With irrigation water restored to the canals by May of 2013, the Cache Water Restoration Project included many features, but the canyon section of the project needed repair to alleviate the leakage in the steep canyon. One of the key components of the project was designing the piping for the open channel section of Logan Canyon. There was uncertainty about fitting a precast, reinforced concrete box culvert into the existing canal section. This section of the canal, constructed over 100 years ago, was basically carved into the cliffs along canyon. At its widest, the open canal was approximately 14 ft wide with steep cliffs rising above the canal and sharp drop-offs to the state highway below.
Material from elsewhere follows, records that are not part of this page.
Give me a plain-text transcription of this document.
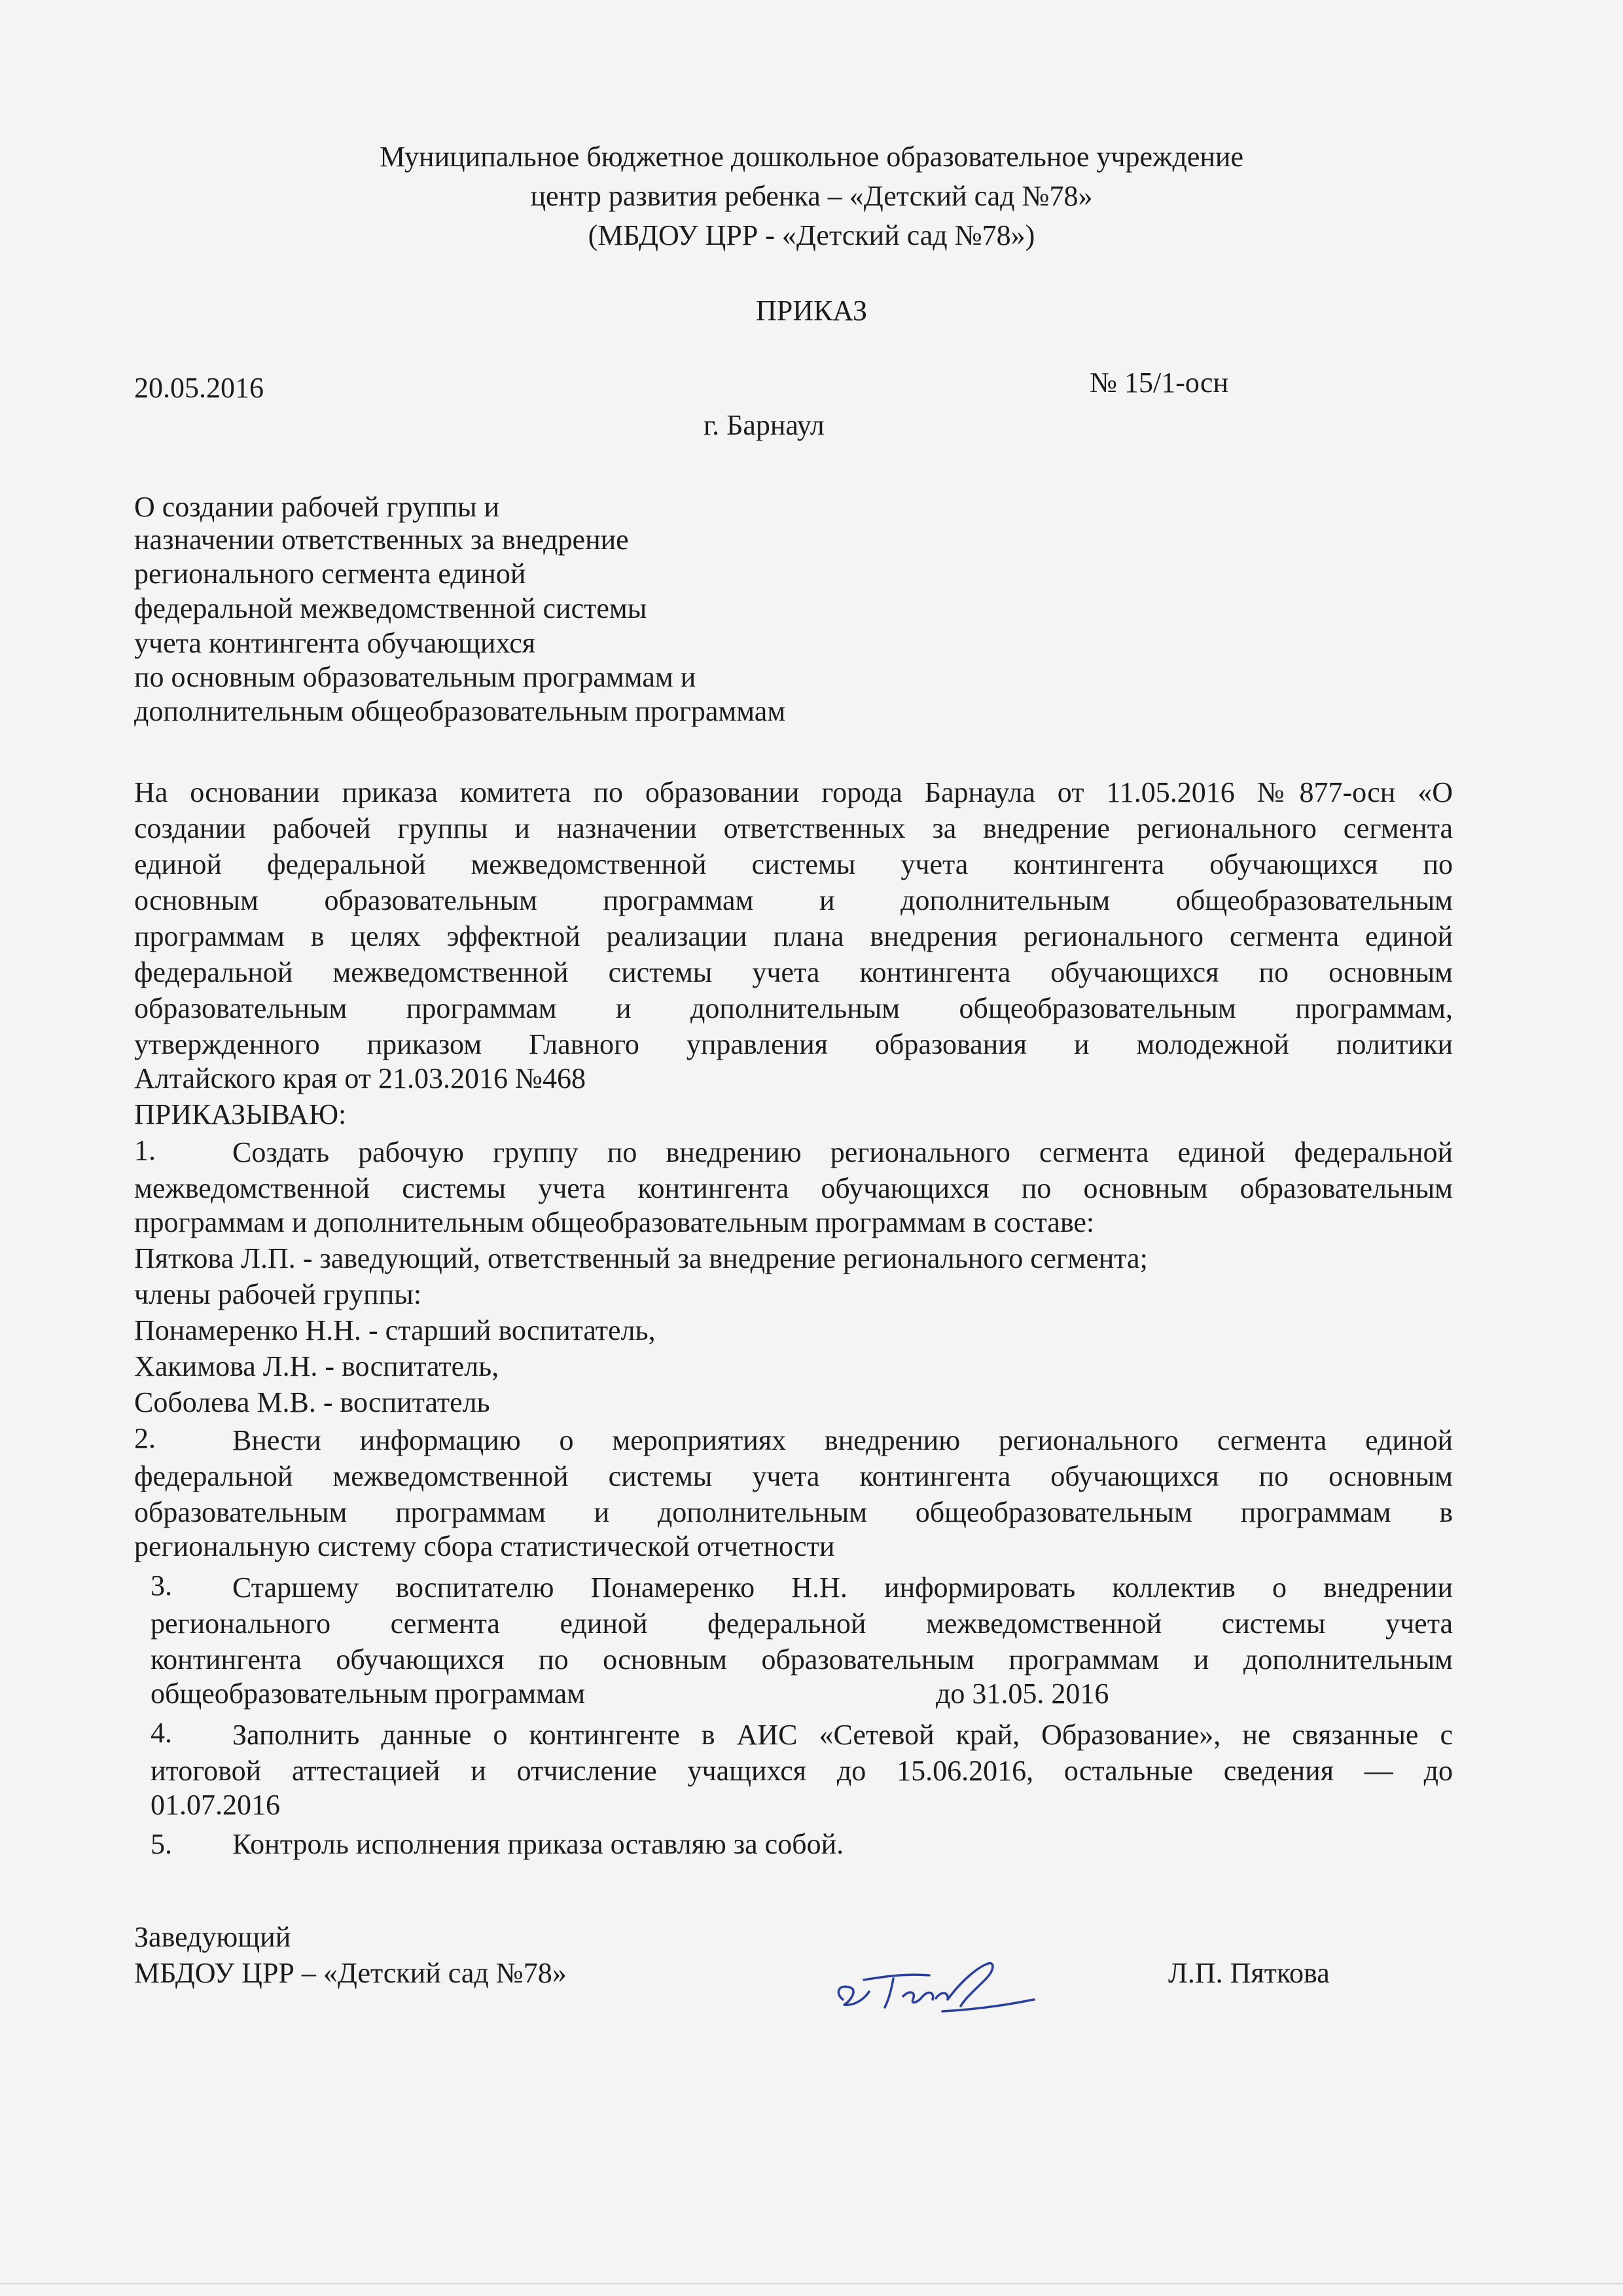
Муниципальное бюджетное дошкольное образовательное учреждение
центр развития ребенка – «Детский сад №78»
(МБДОУ ЦРР - «Детский сад №78»)
ПРИКАЗ
20.05.2016	№ 15/1-осн
г. Барнаул
О создании рабочей группы и
назначении ответственных за внедрение
регионального сегмента единой
федеральной межведомственной системы
учета контингента обучающихся
по основным образовательным программам и
дополнительным общеобразовательным программам
На основании приказа комитета по образовании города Барнаула от 11.05.2016 №877-осн «О
создании рабочей группы и назначении ответственных за внедрение регионального сегмента
единой федеральной межведомственной системы учета контингента обучающихся по
основным образовательным программам и дополнительным общеобразовательным
программам в целях эффектной реализации плана внедрения регионального сегмента единой
федеральной межведомственной системы учета контингента обучающихся по основным
образовательным программам и дополнительным общеобразовательным программам,
утвержденного приказом Главного управления образования и молодежной политики
Алтайского края от 21.03.2016 №468
ПРИКАЗЫВАЮ:
1.	Создать рабочую группу по внедрению регионального сегмента единой федеральной
межведомственной системы учета контингента обучающихся по основным образовательным
программам и дополнительным общеобразовательным программам в составе:
Пяткова Л.П. - заведующий, ответственный за внедрение регионального сегмента;
члены рабочей группы:
Понамеренко Н.Н. - старший воспитатель,
Хакимова Л.Н. - воспитатель,
Соболева М.В. - воспитатель
2.	Внести информацию о мероприятиях внедрению регионального сегмента единой
федеральной межведомственной системы учета контингента обучающихся по основным
образовательным программам и дополнительным общеобразовательным программам в
региональную систему сбора статистической отчетности
3. Старшему воспитателю Понамеренко Н.Н. информировать коллектив о внедрении
регионального сегмента единой федеральной межведомственной системы учета
контингента обучающихся по основным образовательным программам и дополнительным
общеобразовательным программам	до 31.05. 2016
4. Заполнить данные о контингенте в АИС «Сетевой край, Образование», не связанные с
итоговой аттестацией и отчисление учащихся до 15.06.2016, остальные сведения — до
01.07.2016
5. Контроль исполнения приказа оставляю за собой.
Заведующий
МБДОУ ЦРР – «Детский сад №78»	Л.П. Пяткова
After considerable investigation, the project designers decided on precast box culvert to solve part of the problem.
Oldcastle Precast was contracted to supply approximately 10,000 linear ft of specially designed, precast concrete box culvert and precast pipe that was used in the upper portions of the canal project. Of this nearly 4,300 ft of precast box culvert was used (some 5 x 5 ft and some 6 x 5 ft to match the hydraulics of the canal) for the Logan Canyon section.
To fit the numerous curves in the canal alignment, beveled precast box culverts were designed in ½-in. increments with bevels ranging from ½ inch to 8 inches. The bevels had to be specifically designed as “curve to the left” or “curve to the right” and each piece of box culvert had to be numbered and installed in a series so that the box culvert did not deviate from the alignment. After emerging from Logan Canyon, the water is transferred from the box culvert to a 66-in. concrete pipeline that heads north.
Whitaker Construction installed each section so that the inner joint gap measured ½-in. Once the alignment was established, the installation progressed rapidly with the contractor averaging over 15 sections per day. This was a record rate of installation when considering winter conditions and that only one access to the upper section of the project existed, so the box culvert and its bedding materials had to be transported 3,000 ft along the canal at the start of the section.
The box culvert was backfilled with 6 in. of road base to provide for a maintenance access road and a recreational trail. The top of the box culvert is now gated at both ends and can be used for maintenance as well as access by the U. S. Forest Service.